Green building certification instruments, take no real account of associated energy used bringing people to and from buildings. Buildings that are out of reach of bike paths or public transport, still get their LEED certification if they are in the US, or their 6-Green-Stars if they are in Australia, and very few thinking observer (perhaps only the cyclists) ever object. Consequently, the provision of meagre, uninviting, and non-functional bicycle parking, for a mere slither of those buildings’ users, is sufficient to earn all the LEED or Green-Star points a building can possibly earn. There’s no incentive to do more than the bare minimum.

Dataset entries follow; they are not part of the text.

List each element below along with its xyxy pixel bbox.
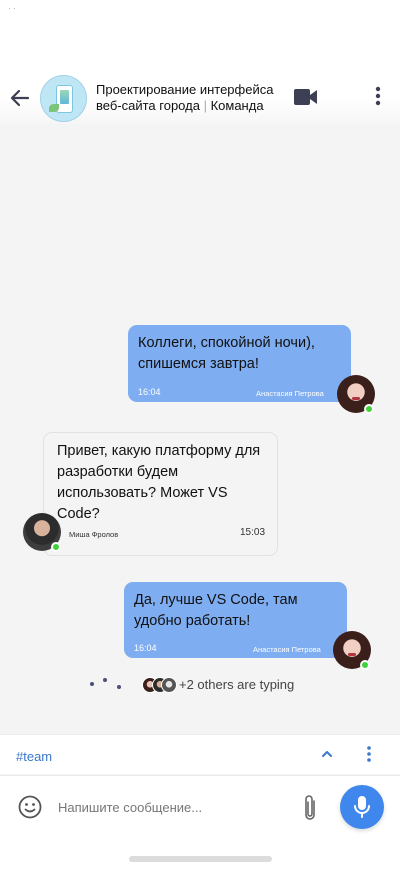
smiley-icon bbox=[18, 795, 42, 819]
message-text-line: Да, лучше VS Code, там bbox=[134, 592, 298, 608]
message-bubble-outgoing[interactable]: Да, лучше VS Code, там удобно работать! … bbox=[124, 582, 347, 658]
video-call-button[interactable] bbox=[294, 88, 318, 106]
message-bubble-outgoing[interactable]: Коллеги, спокойной ночи), спишемся завтр… bbox=[128, 325, 351, 402]
chat-title-main: веб-сайта города bbox=[96, 98, 200, 113]
typing-dot bbox=[103, 678, 107, 682]
expand-button[interactable] bbox=[320, 747, 334, 761]
message-composer bbox=[0, 775, 400, 872]
message-text-line: Коллеги, спокойной ночи), bbox=[138, 335, 315, 351]
chat-title[interactable]: Проектирование интерфейса веб-сайта горо… bbox=[96, 82, 286, 114]
online-indicator bbox=[360, 660, 370, 670]
back-button[interactable] bbox=[8, 86, 32, 110]
group-avatar[interactable] bbox=[40, 75, 87, 122]
emoji-button[interactable] bbox=[17, 794, 43, 820]
message-text: Да, лучше VS Code, там удобно работать! bbox=[134, 590, 298, 632]
microphone-icon bbox=[354, 796, 370, 818]
home-indicator bbox=[129, 856, 272, 862]
message-text: Привет, какую платформу для разработки б… bbox=[57, 441, 260, 525]
chat-title-line2: веб-сайта города | Команда bbox=[96, 98, 286, 114]
message-time: 16:04 bbox=[138, 387, 161, 397]
chevron-up-icon bbox=[322, 751, 332, 757]
message-bubble-incoming[interactable]: Привет, какую платформу для разработки б… bbox=[43, 432, 278, 556]
typing-avatar bbox=[161, 677, 177, 693]
message-text-line: удобно работать! bbox=[134, 613, 251, 629]
chat-header: Проектирование интерфейса веб-сайта горо… bbox=[0, 20, 400, 124]
message-text-line: Code? bbox=[57, 506, 100, 522]
message-text-line: использовать? Может VS bbox=[57, 485, 228, 501]
message-text: Коллеги, спокойной ночи), спишемся завтр… bbox=[138, 333, 315, 375]
arrow-left-icon bbox=[10, 89, 30, 107]
more-vertical-icon bbox=[367, 746, 371, 762]
tag-label[interactable]: #team bbox=[16, 749, 52, 764]
voice-message-button[interactable] bbox=[340, 785, 384, 829]
chat-title-line1: Проектирование интерфейса bbox=[96, 82, 274, 97]
typing-dot bbox=[90, 682, 94, 686]
video-camera-icon bbox=[294, 89, 317, 105]
status-bar: · · bbox=[0, 0, 400, 20]
chat-title-separator: | bbox=[203, 98, 207, 113]
message-time: 16:04 bbox=[134, 643, 157, 653]
message-input[interactable] bbox=[58, 794, 288, 820]
tag-bar: #team bbox=[0, 734, 400, 774]
message-text-line: Привет, какую платформу для bbox=[57, 443, 261, 459]
typing-dot bbox=[117, 685, 121, 689]
message-author: Анастасия Петрова bbox=[256, 389, 324, 398]
paperclip-icon bbox=[305, 795, 315, 820]
online-indicator bbox=[51, 542, 61, 552]
message-text-line: спишемся завтра! bbox=[138, 356, 259, 372]
typing-text: +2 others are typing bbox=[179, 677, 295, 692]
more-vertical-icon bbox=[375, 86, 381, 106]
status-dot: · · bbox=[8, 4, 16, 13]
online-indicator bbox=[364, 404, 374, 414]
message-author: Анастасия Петрова bbox=[253, 645, 321, 654]
typing-indicator: +2 others are typing bbox=[88, 676, 388, 696]
attach-button[interactable] bbox=[300, 793, 320, 823]
message-time: 15:03 bbox=[240, 527, 266, 538]
chat-title-suffix: Команда bbox=[210, 98, 264, 113]
message-text-line: разработки будем bbox=[57, 464, 179, 480]
message-author: Миша Фролов bbox=[69, 530, 119, 539]
leaf-illustration-icon bbox=[49, 104, 59, 112]
more-options-button[interactable] bbox=[372, 84, 384, 108]
tag-more-button[interactable] bbox=[364, 745, 374, 763]
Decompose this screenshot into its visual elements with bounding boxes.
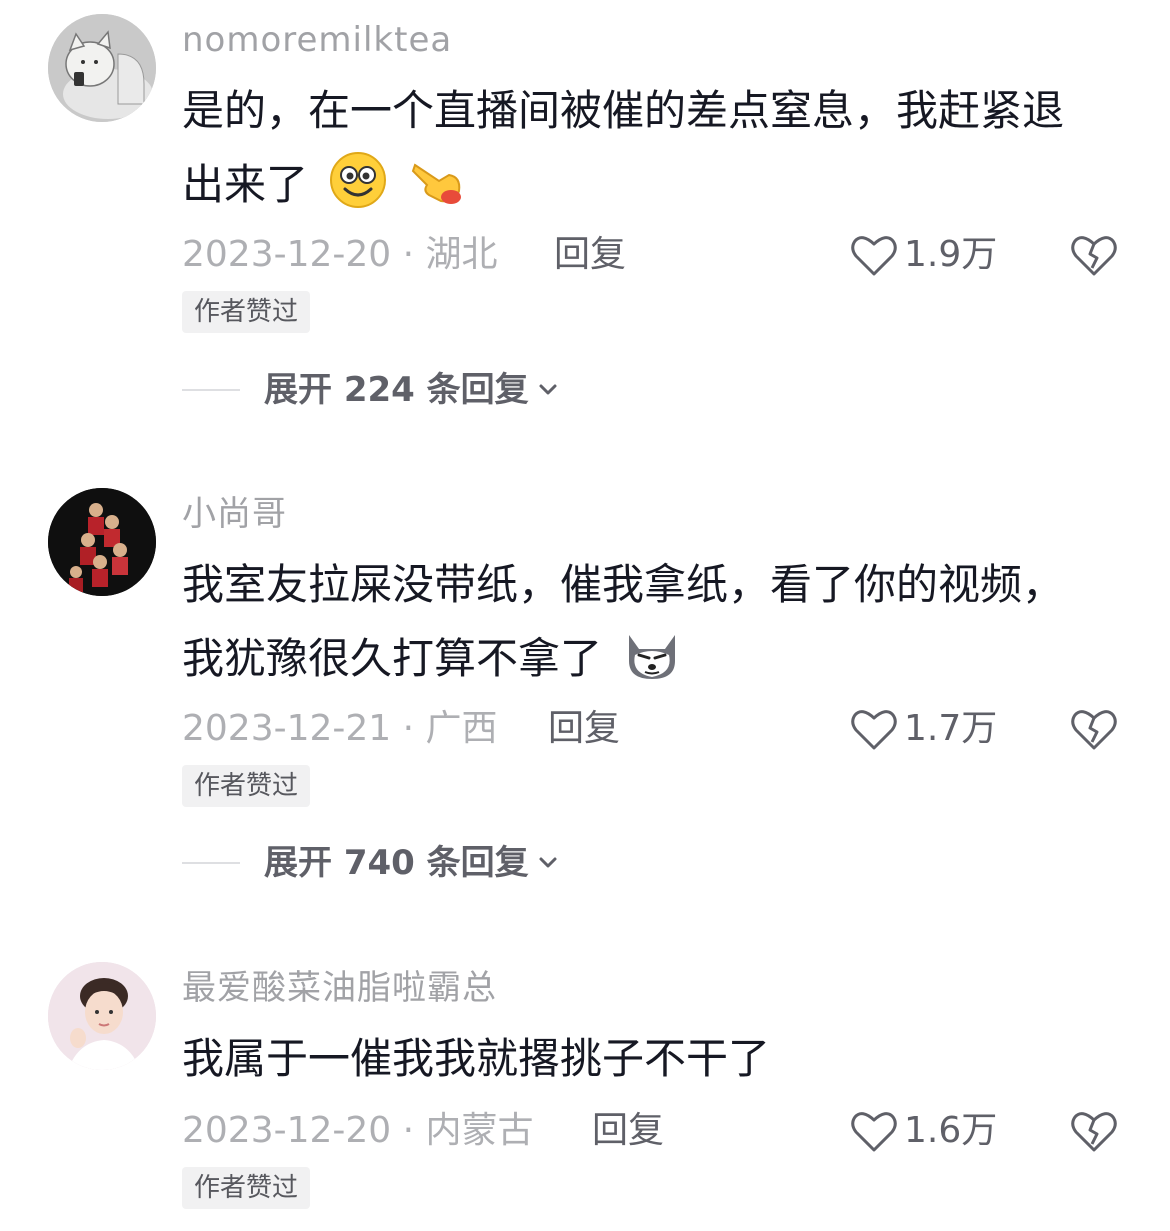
author-liked-badge: 作者赞过 bbox=[182, 1167, 311, 1209]
comment-meta: 2023-12-20 · 内蒙古 回复 1.6万 bbox=[182, 1106, 1142, 1156]
reply-button[interactable]: 回复 bbox=[592, 1106, 664, 1156]
pointing-hand-icon bbox=[411, 163, 461, 204]
username[interactable]: 最爱酸菜油脂啦霸总 bbox=[182, 968, 497, 1008]
avatar-portrait-icon bbox=[48, 962, 156, 1070]
divider bbox=[182, 862, 240, 864]
heart-outline-icon bbox=[851, 236, 897, 276]
divider bbox=[182, 389, 240, 391]
like-count: 1.6万 bbox=[904, 1110, 998, 1151]
avatar-basketball-team-icon bbox=[48, 488, 156, 596]
expand-replies-label: 展开 224 条回复 bbox=[264, 370, 529, 410]
broken-heart-icon[interactable] bbox=[1070, 1108, 1118, 1154]
husky-dog-icon bbox=[629, 635, 676, 679]
reply-button[interactable]: 回复 bbox=[548, 704, 620, 754]
username[interactable]: 小尚哥 bbox=[182, 494, 287, 534]
comment-text: 我室友拉屎没带纸，催我拿纸，看了你的视频， 我犹豫很久打算不拿了 bbox=[182, 548, 1132, 696]
comment-date-location: 2023-12-21 · 广西 bbox=[182, 708, 498, 749]
comment-meta: 2023-12-21 · 广西 回复 1.7万 bbox=[182, 704, 1142, 754]
like-button[interactable]: 1.6万 bbox=[850, 1106, 997, 1156]
comment-date-location: 2023-12-20 · 湖北 bbox=[182, 234, 498, 275]
broken-heart-icon[interactable] bbox=[1070, 232, 1118, 278]
comment-text-line: 我室友拉屎没带纸，催我拿纸，看了你的视频， bbox=[182, 560, 1065, 609]
author-liked-badge: 作者赞过 bbox=[182, 765, 311, 807]
comment-text-line: 是的，在一个直播间被催的差点窒息，我赶紧退 bbox=[182, 86, 1065, 135]
smiling-face-icon bbox=[330, 152, 387, 208]
comment-text-line: 我犹豫很久打算不拿了 bbox=[182, 634, 603, 683]
like-count: 1.7万 bbox=[904, 708, 998, 749]
chevron-down-icon bbox=[539, 384, 557, 395]
avatar[interactable] bbox=[48, 962, 156, 1070]
expand-replies-label: 展开 740 条回复 bbox=[264, 843, 529, 883]
comment-meta: 2023-12-20 · 湖北 回复 1.9万 bbox=[182, 230, 1142, 280]
avatar-cat-illustration-icon bbox=[48, 14, 156, 122]
username[interactable]: nomoremilktea bbox=[182, 20, 452, 60]
avatar[interactable] bbox=[48, 14, 156, 122]
author-liked-badge: 作者赞过 bbox=[182, 291, 311, 333]
like-count: 1.9万 bbox=[904, 234, 998, 275]
comment-text-line: 我属于一催我我就撂挑子不干了 bbox=[182, 1034, 771, 1083]
comment-date-location: 2023-12-20 · 内蒙古 bbox=[182, 1110, 534, 1151]
broken-heart-icon[interactable] bbox=[1070, 706, 1118, 752]
like-button[interactable]: 1.9万 bbox=[850, 230, 997, 280]
heart-outline-icon bbox=[851, 1112, 897, 1152]
comment-text-line: 出来了 bbox=[182, 160, 309, 209]
chevron-down-icon bbox=[539, 857, 557, 868]
expand-replies-button[interactable]: 展开 740 条回复 bbox=[182, 838, 561, 888]
avatar[interactable] bbox=[48, 488, 156, 596]
heart-outline-icon bbox=[851, 710, 897, 750]
like-button[interactable]: 1.7万 bbox=[850, 704, 997, 754]
comment-text: 是的，在一个直播间被催的差点窒息，我赶紧退 出来了 bbox=[182, 74, 1132, 222]
expand-replies-button[interactable]: 展开 224 条回复 bbox=[182, 365, 561, 415]
comment-text: 我属于一催我我就撂挑子不干了 bbox=[182, 1022, 1132, 1096]
reply-button[interactable]: 回复 bbox=[554, 230, 626, 280]
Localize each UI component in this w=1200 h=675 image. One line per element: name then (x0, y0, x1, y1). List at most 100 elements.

Addiction breeds blind spots. Look at addicts of any sort. Ours is a society that is addicted to cars. Blind spots aren’t even worth pointing out.
So if ever bike-friendliness is to be mandated in building codes, in a meaningful way, I don’t think it will be as an attack upon car use, for the sake of the planet. If any argument is likely to get a hearing, it is the one that says cycling saves lives, and lessens the burden on hospitals. Minimum height ceilings, measures to control dampness, access to daylight and air: all these were forced into building codes as part of a long and strong tradition of tightening standards, for the betterment of our health and longevity. Somewhere, someday, the case might be made that cycling extends life, as surely as coving tiles in commercial kitchens. Buildings codes covering those, aren’t geared at making cleaning possible, for cleaning zealots. Commercial kitchens must be designed to encourage cleaning. Building codes designed to encourage people to cycle, and not just make cycling theoretically possible, for the bike zealot, would be good for national health. Such buildings would lessen the burden that sedentary lifestyles place on our hospitals, in precisely the same way that building laws applying to kitchens in restaurants, prevent millions of people being treated each year with food poisoning.